The Poet's Goodbyes
Recently I've been impressed with a sense of my own mortality. This sounds a bit stupid; we all know that someday, one day, we will be no more and have to say goodbye to this world. We all know that. We're all mortal. It isn't such a bad thing as all that; we all have to move over and make room for the new people. Mortality is part of life, and even more unavoidable than taxes.
Death is the elephant in the room than no one mentions. It's too sad, or too morbid, or too gruesome to think about if one is in good health and reasonably happy. Everybody wants to live, and while we're all busy living, we don't want to think about dying. We'd all sort of like to hang on to our childhood belief in our own immortality. It's as if we unconsciously think we're exempt from "grave" matters!
There comes a time in everyone's life when all of the sudden we are impressed with the fact of our own inevitable demise. It might be a near miss of a plane crash while flying; it might be a car accident that either didn't happen, by a hair, or did happen and one miraculously survived! It could be a health issue; it could be a domestic accident; it could be the death of a close friend, sibling or near contemporary that wakes one up, open's one's eyes, to the now inescapable impression of one's own mortality. Death is real, and it's gonna happen to me.
How to handle this realization? People react in different ways. Most of us try to be better people, at least until the impression fades a bit. Here's how the poets handle it:
From: "The Imitation of Horace", Book 3, ode 19 (1695) by John Dryden (1631-1700)
Happy the man, and happy he alone,
He who can call today his own;
He who, secure within, can say
Tomorrow do your worst, for I have lived today.
Not heaven itself upon the past has power;
But what has been, has been, and I have had my hour.
From Plato's Apology (Plato, 428-348 BC):
The hour of departure has arrived, and we go our ways, you to live and I to die. Which is better, God only knows.
From Mother Goose (1903) by George Michael Cohan (1878-1942)
Always leave them laughing when you say goodbye.
From Poems (1847) by Ralph Waldo Emerson (1803-1882)
Goodbye, proud world, I'm going home.
From "Ae Fond Kiss" by Robert Burns (1759-1796)

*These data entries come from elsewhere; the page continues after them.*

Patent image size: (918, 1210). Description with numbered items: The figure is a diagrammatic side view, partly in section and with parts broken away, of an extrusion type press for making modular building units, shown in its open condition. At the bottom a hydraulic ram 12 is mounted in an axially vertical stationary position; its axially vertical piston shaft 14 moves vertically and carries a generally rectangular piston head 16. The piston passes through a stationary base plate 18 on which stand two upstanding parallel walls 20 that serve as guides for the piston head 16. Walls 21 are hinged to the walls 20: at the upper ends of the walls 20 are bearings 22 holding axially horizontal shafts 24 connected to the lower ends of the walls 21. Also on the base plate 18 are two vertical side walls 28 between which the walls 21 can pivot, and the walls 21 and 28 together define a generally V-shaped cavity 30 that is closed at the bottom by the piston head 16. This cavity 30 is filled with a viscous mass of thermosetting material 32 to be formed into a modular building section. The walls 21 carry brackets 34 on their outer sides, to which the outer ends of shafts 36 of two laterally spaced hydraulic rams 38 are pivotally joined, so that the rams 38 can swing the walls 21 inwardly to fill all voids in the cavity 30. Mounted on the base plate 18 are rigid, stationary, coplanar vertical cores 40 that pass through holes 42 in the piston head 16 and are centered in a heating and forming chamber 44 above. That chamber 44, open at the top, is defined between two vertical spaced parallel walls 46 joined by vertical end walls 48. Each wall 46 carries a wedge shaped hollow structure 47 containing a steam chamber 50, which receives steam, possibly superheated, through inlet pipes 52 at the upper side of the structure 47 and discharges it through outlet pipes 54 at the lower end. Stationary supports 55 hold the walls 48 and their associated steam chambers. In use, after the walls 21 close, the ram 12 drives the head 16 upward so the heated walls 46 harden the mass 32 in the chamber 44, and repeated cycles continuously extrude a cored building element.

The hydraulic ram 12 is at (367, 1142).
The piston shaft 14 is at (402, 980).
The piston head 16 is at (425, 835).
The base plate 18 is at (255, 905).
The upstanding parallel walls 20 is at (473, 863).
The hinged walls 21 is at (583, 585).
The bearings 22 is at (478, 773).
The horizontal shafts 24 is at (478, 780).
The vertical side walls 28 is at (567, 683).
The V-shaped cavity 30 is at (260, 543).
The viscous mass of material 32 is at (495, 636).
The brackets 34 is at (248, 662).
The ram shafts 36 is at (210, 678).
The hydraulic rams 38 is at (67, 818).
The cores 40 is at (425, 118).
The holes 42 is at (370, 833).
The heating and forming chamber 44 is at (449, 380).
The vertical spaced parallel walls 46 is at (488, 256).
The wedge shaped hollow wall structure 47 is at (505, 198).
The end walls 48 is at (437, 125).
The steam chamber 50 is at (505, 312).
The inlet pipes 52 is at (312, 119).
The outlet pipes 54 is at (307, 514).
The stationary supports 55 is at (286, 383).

Ae fond kiss, and then we sever
Ae farewell, and then forever!
From "All Lovely Things Will Have an Ending" by Conrad Aiken (1889-1973)
All lovely things will have an ending
All lovely things will fade and die
And youth, that's now so bravely spending
Will beg a penny, by and by.
From "The Jew of Malta" by Christopher Marlowe (1564-1593)
Friar Barnadine: Thou hast committed--
Barabas: fornication-but that was in another country,
and besides, the wench is dead.
From "Summer Day" by Samuel Hoffensten (1890-1947)
The heart's dead
Are never buried.
"The Emperor of Ice Cream" by Wallace Stevens (1879-1955)
Call the roller of big cigars
The muscular one, and bid him whip
In kitchen cups concupiscent curds,
Le the wenches dawdle in such dress
As they are used to wear, and let the boys
Bring flowers in last month's newspapers.
Let it be the finale of seem.
The only emperor is the emperor of ice cream.
Take from the dresser of deal,
Lacking the three glass knobs, that sheet
On which she embroidered three fantails once
And spread it so as to cover her face.
If her horny feet protrude, they come
To show how cold she is, and dumb.
Let the lamp affix its beam.
The only emperor is the emperor of ice cream.